Holzbauprojekte = Klimaschutzprojekte
Mittwoch, den 8. Dezember 2010Die jetzige Generation ist für die Zukunft kommender Generationen verantwortlich. Immer mehr Bürger fordern ein umweltbewusstes Bauen - im privaten wie auch auch öffentlichen Sektor. In dem Zusammenhang sind besonders die Kommunen gefordert, da deren heutiges Handeln jahrzehntelang Spuren im Stadtbild und den lokalen Energiebilanzen hinterlässt. Stadtplaner und Architekten sind heute in der Lage, Impulse für nachhaltiges Bauen zu setzen und die Verwendung des Baustoffes Holzes zu forcieren.

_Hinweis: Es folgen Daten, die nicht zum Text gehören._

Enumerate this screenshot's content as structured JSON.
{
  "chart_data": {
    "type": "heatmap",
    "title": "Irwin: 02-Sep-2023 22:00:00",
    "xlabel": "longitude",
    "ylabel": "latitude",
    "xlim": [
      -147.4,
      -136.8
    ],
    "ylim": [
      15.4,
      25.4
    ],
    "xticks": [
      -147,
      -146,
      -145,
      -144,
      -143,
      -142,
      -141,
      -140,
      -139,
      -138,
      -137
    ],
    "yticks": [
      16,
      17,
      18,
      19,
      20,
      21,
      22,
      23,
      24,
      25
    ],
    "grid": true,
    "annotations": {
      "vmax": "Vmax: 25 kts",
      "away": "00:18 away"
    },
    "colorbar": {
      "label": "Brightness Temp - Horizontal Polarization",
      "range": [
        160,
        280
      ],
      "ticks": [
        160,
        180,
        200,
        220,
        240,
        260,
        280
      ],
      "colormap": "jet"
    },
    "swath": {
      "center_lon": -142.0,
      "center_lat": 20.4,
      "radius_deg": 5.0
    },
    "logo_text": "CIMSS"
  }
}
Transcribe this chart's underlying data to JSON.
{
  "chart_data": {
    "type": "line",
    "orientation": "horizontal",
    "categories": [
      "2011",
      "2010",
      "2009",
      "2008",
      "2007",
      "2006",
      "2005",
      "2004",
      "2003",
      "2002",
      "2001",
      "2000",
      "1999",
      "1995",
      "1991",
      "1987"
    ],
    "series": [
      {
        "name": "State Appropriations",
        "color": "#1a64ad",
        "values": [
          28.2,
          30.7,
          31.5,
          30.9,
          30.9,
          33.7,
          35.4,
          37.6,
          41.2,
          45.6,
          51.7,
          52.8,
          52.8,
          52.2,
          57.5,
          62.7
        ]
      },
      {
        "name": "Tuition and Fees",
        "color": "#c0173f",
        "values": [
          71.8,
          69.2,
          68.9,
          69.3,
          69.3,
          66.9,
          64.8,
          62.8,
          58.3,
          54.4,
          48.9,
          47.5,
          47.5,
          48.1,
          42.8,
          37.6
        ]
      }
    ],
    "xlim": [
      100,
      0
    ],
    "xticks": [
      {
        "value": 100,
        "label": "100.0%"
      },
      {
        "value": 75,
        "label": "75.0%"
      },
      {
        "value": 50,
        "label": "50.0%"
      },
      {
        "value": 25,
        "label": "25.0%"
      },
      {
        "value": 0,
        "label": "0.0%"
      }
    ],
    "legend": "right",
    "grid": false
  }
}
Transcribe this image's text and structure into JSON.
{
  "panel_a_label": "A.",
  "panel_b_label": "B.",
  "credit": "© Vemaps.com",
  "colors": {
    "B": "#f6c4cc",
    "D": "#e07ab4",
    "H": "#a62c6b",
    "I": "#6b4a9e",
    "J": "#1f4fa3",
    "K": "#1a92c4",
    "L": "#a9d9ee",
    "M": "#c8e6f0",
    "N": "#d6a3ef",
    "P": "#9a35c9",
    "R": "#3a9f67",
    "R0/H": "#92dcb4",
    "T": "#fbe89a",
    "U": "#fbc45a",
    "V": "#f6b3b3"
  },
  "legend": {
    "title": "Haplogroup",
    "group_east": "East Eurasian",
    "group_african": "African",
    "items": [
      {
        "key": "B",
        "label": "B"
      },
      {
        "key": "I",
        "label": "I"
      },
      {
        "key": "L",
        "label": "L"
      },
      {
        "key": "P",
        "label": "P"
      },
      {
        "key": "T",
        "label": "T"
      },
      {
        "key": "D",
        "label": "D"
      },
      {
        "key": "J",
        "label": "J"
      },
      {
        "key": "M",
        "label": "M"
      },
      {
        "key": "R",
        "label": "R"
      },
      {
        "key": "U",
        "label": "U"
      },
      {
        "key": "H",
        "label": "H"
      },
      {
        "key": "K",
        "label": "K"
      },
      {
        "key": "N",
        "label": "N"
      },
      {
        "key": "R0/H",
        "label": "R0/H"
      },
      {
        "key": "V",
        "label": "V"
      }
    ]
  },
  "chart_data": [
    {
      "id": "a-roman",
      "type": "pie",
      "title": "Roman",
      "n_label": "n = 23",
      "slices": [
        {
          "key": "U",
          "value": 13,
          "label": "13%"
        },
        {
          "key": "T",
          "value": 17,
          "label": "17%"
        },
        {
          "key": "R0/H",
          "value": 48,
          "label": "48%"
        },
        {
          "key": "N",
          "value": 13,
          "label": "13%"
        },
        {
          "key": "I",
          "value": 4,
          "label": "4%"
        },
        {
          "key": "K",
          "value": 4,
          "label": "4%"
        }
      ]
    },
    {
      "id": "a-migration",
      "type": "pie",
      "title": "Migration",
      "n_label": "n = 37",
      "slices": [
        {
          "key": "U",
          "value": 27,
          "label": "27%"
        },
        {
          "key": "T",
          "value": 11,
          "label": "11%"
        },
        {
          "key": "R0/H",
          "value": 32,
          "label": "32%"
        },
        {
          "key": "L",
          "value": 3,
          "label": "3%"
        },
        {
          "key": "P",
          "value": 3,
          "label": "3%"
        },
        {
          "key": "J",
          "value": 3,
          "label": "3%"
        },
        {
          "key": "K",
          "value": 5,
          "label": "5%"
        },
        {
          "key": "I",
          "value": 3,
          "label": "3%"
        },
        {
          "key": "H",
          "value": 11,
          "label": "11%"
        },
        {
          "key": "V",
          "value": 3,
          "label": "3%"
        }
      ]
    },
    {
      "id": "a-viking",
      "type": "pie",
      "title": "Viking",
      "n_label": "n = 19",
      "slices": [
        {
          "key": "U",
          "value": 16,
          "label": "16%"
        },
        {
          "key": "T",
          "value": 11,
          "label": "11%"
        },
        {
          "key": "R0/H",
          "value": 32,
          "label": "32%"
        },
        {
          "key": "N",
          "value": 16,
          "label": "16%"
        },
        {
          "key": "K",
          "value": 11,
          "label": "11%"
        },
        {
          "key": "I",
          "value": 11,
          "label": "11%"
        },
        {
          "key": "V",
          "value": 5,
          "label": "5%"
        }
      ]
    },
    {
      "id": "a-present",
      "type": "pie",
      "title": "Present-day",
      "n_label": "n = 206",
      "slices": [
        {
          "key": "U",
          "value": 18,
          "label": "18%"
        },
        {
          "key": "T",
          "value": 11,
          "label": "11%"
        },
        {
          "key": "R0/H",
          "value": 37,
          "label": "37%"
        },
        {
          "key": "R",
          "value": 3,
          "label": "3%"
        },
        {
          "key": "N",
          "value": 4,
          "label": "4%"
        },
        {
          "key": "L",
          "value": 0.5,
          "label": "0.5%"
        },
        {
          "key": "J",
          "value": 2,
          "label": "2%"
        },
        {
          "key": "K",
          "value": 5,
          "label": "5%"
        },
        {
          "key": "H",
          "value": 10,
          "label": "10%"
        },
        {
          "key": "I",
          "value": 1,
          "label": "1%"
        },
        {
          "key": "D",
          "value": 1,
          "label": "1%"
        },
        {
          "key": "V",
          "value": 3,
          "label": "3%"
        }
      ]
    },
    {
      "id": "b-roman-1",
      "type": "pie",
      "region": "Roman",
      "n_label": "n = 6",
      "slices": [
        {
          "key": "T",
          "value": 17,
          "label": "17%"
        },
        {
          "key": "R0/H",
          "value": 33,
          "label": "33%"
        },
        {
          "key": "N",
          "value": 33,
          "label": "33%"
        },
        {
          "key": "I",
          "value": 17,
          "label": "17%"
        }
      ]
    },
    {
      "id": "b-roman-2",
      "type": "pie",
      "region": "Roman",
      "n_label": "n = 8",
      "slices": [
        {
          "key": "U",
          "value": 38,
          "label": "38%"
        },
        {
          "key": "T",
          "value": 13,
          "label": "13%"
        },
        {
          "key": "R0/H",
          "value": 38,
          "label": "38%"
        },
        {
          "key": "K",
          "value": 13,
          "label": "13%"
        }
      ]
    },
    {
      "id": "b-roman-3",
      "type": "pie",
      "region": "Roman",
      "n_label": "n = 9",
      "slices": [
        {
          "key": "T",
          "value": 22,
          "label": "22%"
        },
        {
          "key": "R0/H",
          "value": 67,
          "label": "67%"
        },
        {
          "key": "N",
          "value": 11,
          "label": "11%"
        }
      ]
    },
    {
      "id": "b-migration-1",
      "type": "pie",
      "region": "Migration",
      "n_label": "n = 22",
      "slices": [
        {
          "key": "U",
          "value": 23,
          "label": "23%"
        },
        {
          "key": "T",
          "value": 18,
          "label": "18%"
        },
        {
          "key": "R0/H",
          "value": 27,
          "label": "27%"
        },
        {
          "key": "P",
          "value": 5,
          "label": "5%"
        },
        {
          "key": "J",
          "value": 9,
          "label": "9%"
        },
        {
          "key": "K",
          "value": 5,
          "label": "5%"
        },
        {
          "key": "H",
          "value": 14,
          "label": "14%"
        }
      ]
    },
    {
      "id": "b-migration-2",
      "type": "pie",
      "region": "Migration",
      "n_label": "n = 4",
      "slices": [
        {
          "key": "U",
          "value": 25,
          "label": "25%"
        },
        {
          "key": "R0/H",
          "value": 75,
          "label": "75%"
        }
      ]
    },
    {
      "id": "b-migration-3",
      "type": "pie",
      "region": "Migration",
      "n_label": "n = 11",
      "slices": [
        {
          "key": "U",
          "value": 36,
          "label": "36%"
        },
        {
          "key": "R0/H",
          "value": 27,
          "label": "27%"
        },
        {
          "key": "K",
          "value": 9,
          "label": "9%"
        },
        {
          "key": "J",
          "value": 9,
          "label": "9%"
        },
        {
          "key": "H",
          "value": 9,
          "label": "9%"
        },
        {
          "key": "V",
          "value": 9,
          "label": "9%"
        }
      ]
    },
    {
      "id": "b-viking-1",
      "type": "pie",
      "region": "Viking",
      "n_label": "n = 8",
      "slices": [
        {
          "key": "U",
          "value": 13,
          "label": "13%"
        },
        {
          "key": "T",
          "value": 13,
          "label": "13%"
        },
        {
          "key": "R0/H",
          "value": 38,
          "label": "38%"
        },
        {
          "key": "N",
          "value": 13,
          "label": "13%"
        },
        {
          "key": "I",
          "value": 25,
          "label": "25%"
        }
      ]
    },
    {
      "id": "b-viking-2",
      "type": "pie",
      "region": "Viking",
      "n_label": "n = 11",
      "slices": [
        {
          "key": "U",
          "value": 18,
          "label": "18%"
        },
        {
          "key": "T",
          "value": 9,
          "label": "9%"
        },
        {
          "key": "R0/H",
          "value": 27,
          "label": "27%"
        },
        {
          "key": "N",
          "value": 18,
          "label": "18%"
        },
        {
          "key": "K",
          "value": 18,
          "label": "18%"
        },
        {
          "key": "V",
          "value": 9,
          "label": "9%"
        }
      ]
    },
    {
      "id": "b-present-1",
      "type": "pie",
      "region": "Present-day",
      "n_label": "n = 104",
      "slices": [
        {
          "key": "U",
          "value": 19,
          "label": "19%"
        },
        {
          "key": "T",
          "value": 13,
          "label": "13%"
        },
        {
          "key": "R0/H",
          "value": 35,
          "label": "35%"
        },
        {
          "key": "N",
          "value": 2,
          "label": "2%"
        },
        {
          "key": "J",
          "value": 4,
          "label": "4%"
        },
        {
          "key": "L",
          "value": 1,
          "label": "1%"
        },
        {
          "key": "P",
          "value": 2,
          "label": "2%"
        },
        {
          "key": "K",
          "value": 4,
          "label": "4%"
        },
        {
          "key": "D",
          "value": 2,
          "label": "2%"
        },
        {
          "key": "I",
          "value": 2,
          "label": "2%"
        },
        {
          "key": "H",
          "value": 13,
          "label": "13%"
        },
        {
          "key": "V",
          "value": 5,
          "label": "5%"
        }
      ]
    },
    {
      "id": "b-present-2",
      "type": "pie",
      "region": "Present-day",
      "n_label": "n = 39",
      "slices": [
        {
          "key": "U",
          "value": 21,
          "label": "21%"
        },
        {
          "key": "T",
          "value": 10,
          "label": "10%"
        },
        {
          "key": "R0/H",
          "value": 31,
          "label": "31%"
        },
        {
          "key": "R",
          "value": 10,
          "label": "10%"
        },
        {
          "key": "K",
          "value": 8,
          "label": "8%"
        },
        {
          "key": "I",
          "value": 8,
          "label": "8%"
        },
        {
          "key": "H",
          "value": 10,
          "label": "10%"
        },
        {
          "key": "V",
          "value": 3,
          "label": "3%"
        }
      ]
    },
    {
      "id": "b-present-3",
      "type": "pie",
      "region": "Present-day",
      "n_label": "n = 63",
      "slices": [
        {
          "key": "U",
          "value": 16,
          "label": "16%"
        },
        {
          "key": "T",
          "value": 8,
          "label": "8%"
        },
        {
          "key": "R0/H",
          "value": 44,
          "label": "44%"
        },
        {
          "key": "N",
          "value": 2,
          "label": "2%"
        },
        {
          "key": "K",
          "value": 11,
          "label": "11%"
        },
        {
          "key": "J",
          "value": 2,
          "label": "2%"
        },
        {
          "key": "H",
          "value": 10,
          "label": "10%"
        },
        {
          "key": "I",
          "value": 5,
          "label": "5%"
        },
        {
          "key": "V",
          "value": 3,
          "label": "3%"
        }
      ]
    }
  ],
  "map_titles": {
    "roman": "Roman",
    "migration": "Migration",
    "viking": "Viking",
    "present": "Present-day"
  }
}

Wer klimaschonend bauen will, muss frühzeitig Bilanz ziehen. Wie wirkt das Gebäude ökologisch und ökonomisch über seinen gesamten Lebenszyklus? Darauf sollte man schon vor Planungsbeginn achten:
-Bevorzugte Verwendung regionaler und ortstypischer Roh- und Baustoffe sowie von Bauprodukten mit geringem Primärenergieaufwand.
-Materialgerechte Ausschreibung und Vorlage ökologischer Baustoffdaten.
-Berücksichtigung von Energie- und Kohlenstoff-Speicherleistung in den Bauprodukten.
-Gestalterische Qualität des Projekts.
-Beurteilung von ökonomischen und sozialen Wirkungen, auch auf künftige Nutzer.
-Nachweis der Gesamtkosten über den Lebensweg und nicht der reinen Erstellungskosten.